The belief and premise behind why decentralised systems are the future and have longer life is captured in this informative piece from Chris Dixon. In short, centralised systems stop being symbiotic over a period of time. In economics, the closest terms for this dynamic is either monopolistic pressure or asymmetric / inefficient markets.
https://onezero.medium.com/why-decentralization-matters-5e3f79f7638e
If we consider DAOs as a use case of decentralisation, then we identify some interesting characteristics — dissipation of power, collective decision-making, trust-less and consensus driven (the Bitcoin principles), evolution of the idea is compensation, high levels of symbiotic relationships, no form of selectivity or elitism, a strong desire to democratise the fruits of progress, enabling large swathes of participants with similar skills and abilities and non-traditional approach towards defining work and play.
Are DAOs going to define how we live, work and play?

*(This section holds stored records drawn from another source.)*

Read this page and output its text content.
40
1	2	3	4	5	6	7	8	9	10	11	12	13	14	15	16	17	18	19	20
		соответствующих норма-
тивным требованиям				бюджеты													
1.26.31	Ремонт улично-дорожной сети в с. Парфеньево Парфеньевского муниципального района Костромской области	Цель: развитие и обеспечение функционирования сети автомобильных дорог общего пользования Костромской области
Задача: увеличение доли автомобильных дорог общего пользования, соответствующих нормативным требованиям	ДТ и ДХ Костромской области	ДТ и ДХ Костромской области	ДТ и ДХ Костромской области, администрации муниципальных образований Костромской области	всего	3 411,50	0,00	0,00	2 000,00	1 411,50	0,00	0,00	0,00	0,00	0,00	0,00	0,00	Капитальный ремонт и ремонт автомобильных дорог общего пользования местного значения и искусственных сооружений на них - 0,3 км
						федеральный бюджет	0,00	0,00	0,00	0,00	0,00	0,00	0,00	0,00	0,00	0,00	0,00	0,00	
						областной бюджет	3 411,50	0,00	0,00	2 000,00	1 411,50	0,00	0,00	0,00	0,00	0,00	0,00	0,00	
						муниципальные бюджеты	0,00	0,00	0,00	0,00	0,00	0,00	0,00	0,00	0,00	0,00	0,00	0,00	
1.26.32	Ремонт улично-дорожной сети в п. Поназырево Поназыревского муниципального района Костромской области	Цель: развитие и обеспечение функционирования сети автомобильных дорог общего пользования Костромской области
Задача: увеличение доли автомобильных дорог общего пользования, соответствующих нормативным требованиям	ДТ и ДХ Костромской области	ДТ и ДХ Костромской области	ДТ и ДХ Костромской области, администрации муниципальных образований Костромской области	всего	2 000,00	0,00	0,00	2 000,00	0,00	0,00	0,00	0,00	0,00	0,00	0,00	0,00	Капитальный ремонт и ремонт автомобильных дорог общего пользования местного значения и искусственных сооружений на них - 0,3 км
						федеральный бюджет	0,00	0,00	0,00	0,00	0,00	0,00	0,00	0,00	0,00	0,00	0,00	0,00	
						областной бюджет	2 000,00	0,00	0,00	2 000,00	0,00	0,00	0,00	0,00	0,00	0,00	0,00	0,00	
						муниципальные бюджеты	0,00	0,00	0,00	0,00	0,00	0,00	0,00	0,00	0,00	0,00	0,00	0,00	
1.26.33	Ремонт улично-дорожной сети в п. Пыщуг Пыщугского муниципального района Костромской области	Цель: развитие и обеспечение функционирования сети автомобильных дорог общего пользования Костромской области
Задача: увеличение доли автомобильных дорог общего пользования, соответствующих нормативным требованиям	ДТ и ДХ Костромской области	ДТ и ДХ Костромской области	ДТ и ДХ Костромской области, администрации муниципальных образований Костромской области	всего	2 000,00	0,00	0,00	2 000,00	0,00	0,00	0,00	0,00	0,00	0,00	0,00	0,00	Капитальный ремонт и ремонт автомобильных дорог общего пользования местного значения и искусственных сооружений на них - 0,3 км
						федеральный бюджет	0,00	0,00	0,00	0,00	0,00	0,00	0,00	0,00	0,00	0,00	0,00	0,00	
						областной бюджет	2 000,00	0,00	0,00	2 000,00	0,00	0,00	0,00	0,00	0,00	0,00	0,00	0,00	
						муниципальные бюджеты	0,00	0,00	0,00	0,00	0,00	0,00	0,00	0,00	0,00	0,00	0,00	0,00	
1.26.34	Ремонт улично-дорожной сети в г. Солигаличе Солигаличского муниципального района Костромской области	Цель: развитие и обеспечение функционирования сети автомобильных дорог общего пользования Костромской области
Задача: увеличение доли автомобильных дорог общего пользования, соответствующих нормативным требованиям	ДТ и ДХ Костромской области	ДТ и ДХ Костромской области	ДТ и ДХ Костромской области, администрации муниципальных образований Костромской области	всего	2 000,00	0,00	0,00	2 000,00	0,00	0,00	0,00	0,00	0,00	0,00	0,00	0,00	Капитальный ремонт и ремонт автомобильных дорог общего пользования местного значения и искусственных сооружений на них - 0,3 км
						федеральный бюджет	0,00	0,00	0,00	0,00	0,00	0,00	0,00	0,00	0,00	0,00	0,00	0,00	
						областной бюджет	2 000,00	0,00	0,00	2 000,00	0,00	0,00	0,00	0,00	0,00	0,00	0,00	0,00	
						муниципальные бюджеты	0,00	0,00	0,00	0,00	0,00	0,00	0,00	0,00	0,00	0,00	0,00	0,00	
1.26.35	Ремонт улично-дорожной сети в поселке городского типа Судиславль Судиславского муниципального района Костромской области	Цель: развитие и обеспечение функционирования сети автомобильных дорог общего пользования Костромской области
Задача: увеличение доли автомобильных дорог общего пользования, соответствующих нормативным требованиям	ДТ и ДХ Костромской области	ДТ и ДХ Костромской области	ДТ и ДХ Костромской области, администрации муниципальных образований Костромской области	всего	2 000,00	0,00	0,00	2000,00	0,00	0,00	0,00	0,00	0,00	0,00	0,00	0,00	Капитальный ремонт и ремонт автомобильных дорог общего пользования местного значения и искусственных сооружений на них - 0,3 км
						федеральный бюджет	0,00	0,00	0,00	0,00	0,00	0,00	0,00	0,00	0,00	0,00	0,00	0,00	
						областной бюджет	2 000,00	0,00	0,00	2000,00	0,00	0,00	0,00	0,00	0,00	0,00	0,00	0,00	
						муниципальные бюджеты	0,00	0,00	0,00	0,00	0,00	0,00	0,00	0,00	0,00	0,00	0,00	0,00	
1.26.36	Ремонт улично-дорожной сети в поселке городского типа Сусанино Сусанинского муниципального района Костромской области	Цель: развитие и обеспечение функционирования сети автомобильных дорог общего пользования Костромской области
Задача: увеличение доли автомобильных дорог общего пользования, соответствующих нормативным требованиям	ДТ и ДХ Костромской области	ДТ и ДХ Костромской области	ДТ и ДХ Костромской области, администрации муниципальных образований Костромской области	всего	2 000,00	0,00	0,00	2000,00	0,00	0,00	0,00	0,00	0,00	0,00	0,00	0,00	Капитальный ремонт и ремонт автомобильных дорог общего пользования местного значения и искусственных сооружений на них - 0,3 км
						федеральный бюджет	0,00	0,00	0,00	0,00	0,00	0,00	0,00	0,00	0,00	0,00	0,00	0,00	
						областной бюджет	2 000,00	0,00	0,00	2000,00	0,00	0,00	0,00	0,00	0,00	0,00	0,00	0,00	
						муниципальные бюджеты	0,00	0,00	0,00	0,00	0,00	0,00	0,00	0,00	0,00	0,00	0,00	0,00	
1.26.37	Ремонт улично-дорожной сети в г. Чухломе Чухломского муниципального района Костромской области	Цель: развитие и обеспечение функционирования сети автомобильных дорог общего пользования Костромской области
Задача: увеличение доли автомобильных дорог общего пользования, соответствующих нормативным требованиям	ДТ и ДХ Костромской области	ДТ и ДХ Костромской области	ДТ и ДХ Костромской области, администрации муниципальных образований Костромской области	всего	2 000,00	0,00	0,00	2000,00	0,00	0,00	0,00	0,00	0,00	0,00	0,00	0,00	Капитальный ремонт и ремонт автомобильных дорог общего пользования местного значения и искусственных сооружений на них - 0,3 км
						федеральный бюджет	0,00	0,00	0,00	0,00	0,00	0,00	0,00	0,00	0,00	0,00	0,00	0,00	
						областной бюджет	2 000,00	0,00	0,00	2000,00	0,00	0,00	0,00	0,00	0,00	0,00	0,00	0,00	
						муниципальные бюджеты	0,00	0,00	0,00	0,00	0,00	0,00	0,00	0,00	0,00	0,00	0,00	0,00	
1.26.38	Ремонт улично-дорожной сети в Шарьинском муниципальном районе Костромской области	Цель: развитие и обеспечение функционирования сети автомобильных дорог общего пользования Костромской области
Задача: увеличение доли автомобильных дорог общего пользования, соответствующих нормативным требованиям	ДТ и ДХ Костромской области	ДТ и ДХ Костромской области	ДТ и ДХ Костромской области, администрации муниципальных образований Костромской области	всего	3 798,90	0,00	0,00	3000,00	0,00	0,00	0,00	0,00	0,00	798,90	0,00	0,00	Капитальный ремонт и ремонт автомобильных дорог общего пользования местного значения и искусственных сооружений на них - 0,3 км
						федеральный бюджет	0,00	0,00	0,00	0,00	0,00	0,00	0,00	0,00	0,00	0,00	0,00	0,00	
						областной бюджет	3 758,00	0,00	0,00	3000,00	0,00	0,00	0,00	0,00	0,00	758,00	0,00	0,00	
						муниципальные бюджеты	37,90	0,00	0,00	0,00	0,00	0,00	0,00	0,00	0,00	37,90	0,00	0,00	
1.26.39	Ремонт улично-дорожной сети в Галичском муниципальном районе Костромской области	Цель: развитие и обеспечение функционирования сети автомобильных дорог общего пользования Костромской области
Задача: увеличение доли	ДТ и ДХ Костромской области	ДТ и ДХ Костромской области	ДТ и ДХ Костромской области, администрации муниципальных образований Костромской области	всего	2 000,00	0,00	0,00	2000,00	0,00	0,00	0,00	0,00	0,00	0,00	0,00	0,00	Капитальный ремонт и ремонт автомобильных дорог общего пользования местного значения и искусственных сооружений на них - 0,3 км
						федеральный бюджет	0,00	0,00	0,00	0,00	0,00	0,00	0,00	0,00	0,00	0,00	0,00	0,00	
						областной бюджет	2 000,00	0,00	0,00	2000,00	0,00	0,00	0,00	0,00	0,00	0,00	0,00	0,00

It is too early to say, but they do have the potential to break ingrained, dogmatic thinking that shapes societies, communities and individuals. If you are part of a DAO, it doesn’t mean that you are unhappy with your day job. But it does indicate that you are curious, which is a core driver of progress of the human civilisation. As mentioned before, software has changed the course of this progress multiple times. But software is almost never created to solve a problem, but is driven by a belief system (which can take thousands of forms). For DAOs, the underlying Web3 software infrastructure is driven by the beliefs outlined as characteristics above, which can be summed up as ‘desire to create a world that can be equally enjoyed by everyone’.